Ils vérifièrent qu'aucun robot ne trainait dans les parages, puis s'engouffrèrent dans une boulangerie fermée pour la nuit. Le recruteur les fit descendre un escalier, et alluma la lumière : ils se trouvaient dans un garage.
-Oh ! s'exclama Gatien , émerveillé à la vue de la voiture qui trônait devant eux.
Elle semblait presque neuve, sa carrosserie rouge reflétait la lumière des lampes électriques, et une troisième paire de pneus avait été installées devant les roues arrières. C'était un tout nouveau modèle, qui devait coûter plus cher que la cuisine de Pascal et la forge du père d'Estelle réunies. Gatien l'avait vu dans un catalogue, par-dessus l'épaule d'un client du restaurant de Pascal.
-En voiture ! s'exclama le recruteur, dont le sourire montrait qu'il était fier de posséder une telle splendeur.
Il mit les sacs dans le coffre, installa Estelle et le chien au milieu de la banquette arrière, et invita Gatien à s'asseoir à côté d'elle. Le deuxième homme s'assit à la place du copilote, et le recruteur alluma le moteur en posant son doigt sur le volant.
-C'est parti...
Une porte de garage s'ouvrit et la voiture remonta dans la rue, sans un bruit. Elle fila dans une ruelle, vira à gauche, déboula sur une avenue déserte, et sortit de la ville en silence.
Là, le recruteur sourit et mit la voiture en pilote automatique. Celle-ci prit aussitôt de la vitesse, fonçant droit devant elle sur le petit chemin de terre.
-Nous sommes partis pour un trajet de huit heures, annonça le recruteur. Mettez-vous à l'aise, si vous avez soif ou faim, demandez-donc à haute voix ce que vous voulez. Si c'est disponible - c'est écrit sur le menu dans la pochette derrière les sièges - le bras mécanique vous le servira. Le bouton rouge sur les portières penche le dossier si vous souhaitez dormir. La lumière se baisse en faisant tourner la roue bleue au plafond. Si vous voulez regarder la télé, demandez-le et je vous la ferrai sortir.
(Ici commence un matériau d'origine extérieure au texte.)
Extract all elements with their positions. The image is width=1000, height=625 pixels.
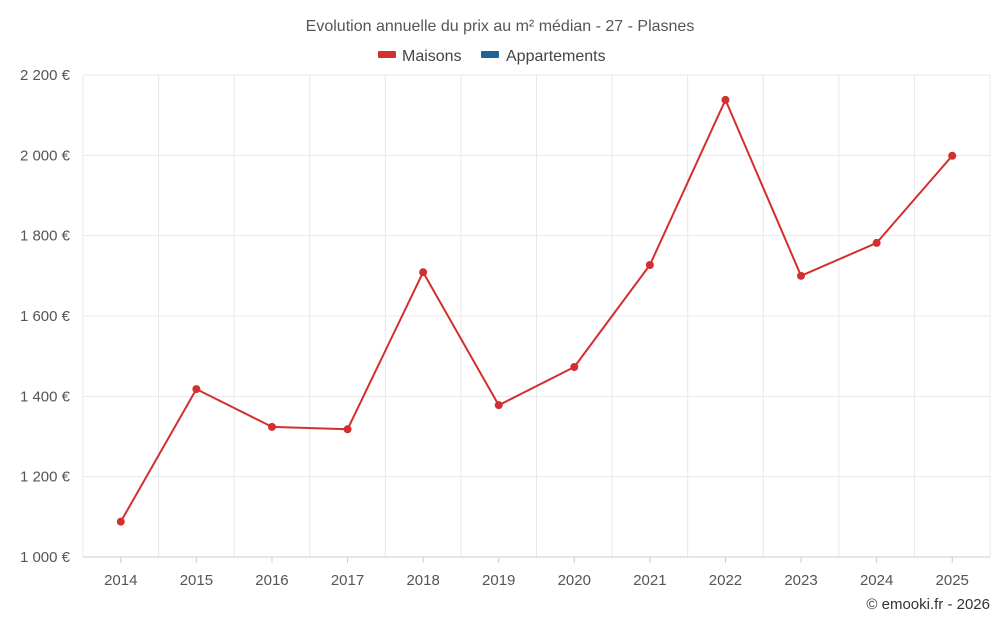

La voiture prit un virage, et Gatien s'émerveilla de ne presque rien ressentir. Les pneus amortissaient les chocs et les rebondissements, et la vitesse ne se sentait pas.
Il regarda avec de grands yeux le recruteur demander une bière, et le bras mécanique qui sortit d'un coffre central pour lui en tendre une. Les deux hommes appuyèrent sur une manette et un écran apparut devant le pare-brise. La télévision s'alluma et un présentateur annonça les gagnants du concours de rodéo. Le recruteur changea de chaîne, et une femme apparut, énonçant les dernières nouvelles de l'empire : une ville avait été rasée car certains de ses habitants n'avaient pas payé leurs impôts, un résistants avait été exécuté devant le palais de l'empereur, une tempête était annoncée dans le Nord pour le lendemain, un duc avait été retrouvé mort dans son jardin et une domestique avait été accusée d'avoir empoisonné le vin qu'elle lui avait servi, l'empereur avait acquis un nouveau cheval de compétition qui promettait de lui rapporter beaucoup d'argents, des scientifiques avaient mis en place un nouveau programme de mutation génétique animalier pour créer des chiens d'élite doués à la fois pour le combat et l'espionnage...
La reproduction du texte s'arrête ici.